Carreras v. Morrisania Towers, 107 A.D.3d 618 (NY 1st Dep’t 2013), lv. to appeal denied, 22 N.Y.3d 852 (2013) was another high-exposure case, this one involving a claim of inadequate premises security. The plaintiff was a resident of a housing complex where he had engaged non-residents in a fist-fight that evolved into a shooting. The defendants (including the building and the security company) were awarded summary judgment after the Appellate Division, First Department was persuaded that the plaintiff had the opportunity to avoid the fight altogether, meaning, conversely, that his decision to engage in it was voluntary. This act severed proximate causation, entitling the defendants to dismissal of the case.
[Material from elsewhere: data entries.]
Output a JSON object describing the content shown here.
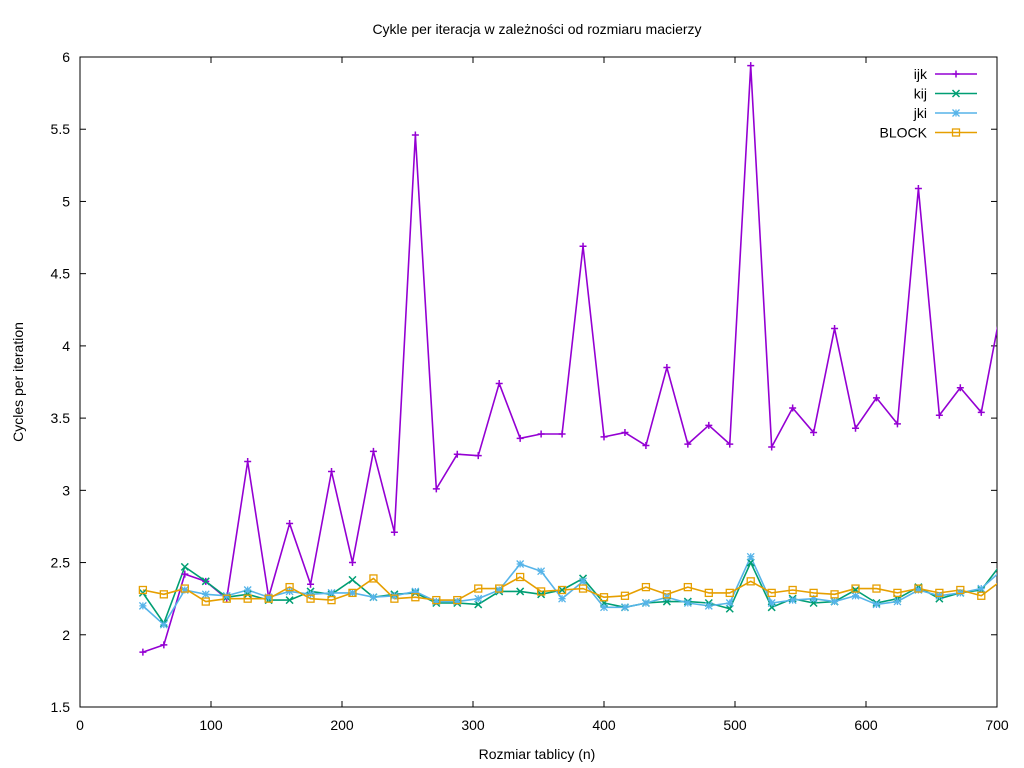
{
  "chart_data": {
    "type": "line",
    "title": "Cykle per iteracja w zależności od rozmiaru macierzy",
    "xlabel": "Rozmiar tablicy (n)",
    "ylabel": "Cycles per iteration",
    "xlim": [
      0,
      700
    ],
    "ylim": [
      1.5,
      6
    ],
    "xticks": [
      0,
      100,
      200,
      300,
      400,
      500,
      600,
      700
    ],
    "yticks": [
      1.5,
      2,
      2.5,
      3,
      3.5,
      4,
      4.5,
      5,
      5.5,
      6
    ],
    "ytick_labels": [
      "1.5",
      "2",
      "2.5",
      "3",
      "3.5",
      "4",
      "4.5",
      "5",
      "5.5",
      "6"
    ],
    "grid": false,
    "legend_position": "top-right",
    "x": [
      48,
      64,
      80,
      96,
      112,
      128,
      144,
      160,
      176,
      192,
      208,
      224,
      240,
      256,
      272,
      288,
      304,
      320,
      336,
      352,
      368,
      384,
      400,
      416,
      432,
      448,
      464,
      480,
      496,
      512,
      528,
      544,
      560,
      576,
      592,
      608,
      624,
      640,
      656,
      672,
      688,
      704
    ],
    "series": [
      {
        "name": "ijk",
        "color": "#9400d3",
        "marker": "plus",
        "values": [
          1.88,
          1.93,
          2.42,
          2.37,
          2.25,
          3.2,
          2.26,
          2.77,
          2.35,
          3.13,
          2.5,
          3.27,
          2.71,
          5.46,
          3.01,
          3.25,
          3.24,
          3.74,
          3.36,
          3.39,
          3.39,
          4.69,
          3.37,
          3.4,
          3.31,
          3.85,
          3.32,
          3.45,
          3.32,
          5.94,
          3.3,
          3.57,
          3.4,
          4.12,
          3.43,
          3.64,
          3.46,
          5.09,
          3.52,
          3.71,
          3.54,
          4.3
        ]
      },
      {
        "name": "kij",
        "color": "#009e73",
        "marker": "cross",
        "values": [
          2.29,
          2.08,
          2.47,
          2.37,
          2.26,
          2.28,
          2.24,
          2.24,
          2.3,
          2.28,
          2.38,
          2.26,
          2.28,
          2.29,
          2.22,
          2.22,
          2.21,
          2.3,
          2.3,
          2.28,
          2.31,
          2.39,
          2.22,
          2.19,
          2.22,
          2.23,
          2.23,
          2.22,
          2.18,
          2.5,
          2.19,
          2.25,
          2.22,
          2.23,
          2.31,
          2.22,
          2.25,
          2.33,
          2.25,
          2.29,
          2.31,
          2.5
        ]
      },
      {
        "name": "jki",
        "color": "#56b4e9",
        "marker": "star",
        "values": [
          2.2,
          2.07,
          2.31,
          2.28,
          2.27,
          2.31,
          2.26,
          2.3,
          2.28,
          2.29,
          2.29,
          2.26,
          2.27,
          2.3,
          2.23,
          2.23,
          2.25,
          2.31,
          2.49,
          2.44,
          2.25,
          2.37,
          2.19,
          2.19,
          2.22,
          2.26,
          2.22,
          2.2,
          2.22,
          2.54,
          2.22,
          2.24,
          2.25,
          2.23,
          2.27,
          2.21,
          2.23,
          2.31,
          2.27,
          2.29,
          2.32,
          2.45
        ]
      },
      {
        "name": "BLOCK",
        "color": "#e69f00",
        "marker": "square",
        "values": [
          2.31,
          2.28,
          2.32,
          2.23,
          2.25,
          2.25,
          2.25,
          2.33,
          2.25,
          2.24,
          2.29,
          2.39,
          2.25,
          2.26,
          2.24,
          2.24,
          2.32,
          2.32,
          2.4,
          2.3,
          2.31,
          2.32,
          2.26,
          2.27,
          2.33,
          2.28,
          2.33,
          2.29,
          2.29,
          2.37,
          2.29,
          2.31,
          2.29,
          2.28,
          2.32,
          2.32,
          2.29,
          2.32,
          2.29,
          2.31,
          2.27,
          2.38
        ]
      }
    ]
  }
}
VBH Luxury v. 940 Madison Assoc., 18 N.Y.3d 899 (2012) was a precedent-setting coverage case in which Judy successfully argued to New York’s highest court that a liability policy does not provide coverage for litigation arising between the insured and the additional insured of the same policy (such as in this case when the tenant sued the property owner and the owner sought coverage under the tenant’s policy to which he was an additional insured). This case resolved a split between New York’s appellate divisions on the issue and did so in the insurers’ favor.

Kelly v. New York Organ Donor Network, 950 N.Y.S.2d 723 (N.Y. Sup. Ct., Suffolk Co., Asher, J.S.C., March 30, 2012) was a critical case to the organ donation community. The allegations against Judy’s client, an organ procurement organization (OPO), were that it failed to prevent the transmission of cancer to multiple recipients of a donor’s organs. In the hard-fought summary judgment battle that followed, Judy prevailed by successfully demonstrating to the court that an OPO is not a medical provider and that it cannot and is not required to identify a misdiagnosis by the donor’s treating physicians. Instead, it can and does merely provide the donor’s known medical information to potential recipients’ physicians so that they may determine whether to accept organs for transplantation.

Rumola v. Maimonides Medical Center, 88 A.D.3d 781 (NY 2d Dep’t 2011) is an example of the many procedural issues that Judy has successfully handled. In this case, the plaintiff failed to timely substitute an administrator to prosecute his case. The Appellate Division, Second Department held that, given the circumstances, the plaintiff “failed to prosecute” his action and may not seek to recommence the case with a new administrator. Accordingly, dismissal was granted. Notably, Rumola is quickly becoming one of the key cases on this issue and has been cited repeatedly by the Second Department in subsequent decisions.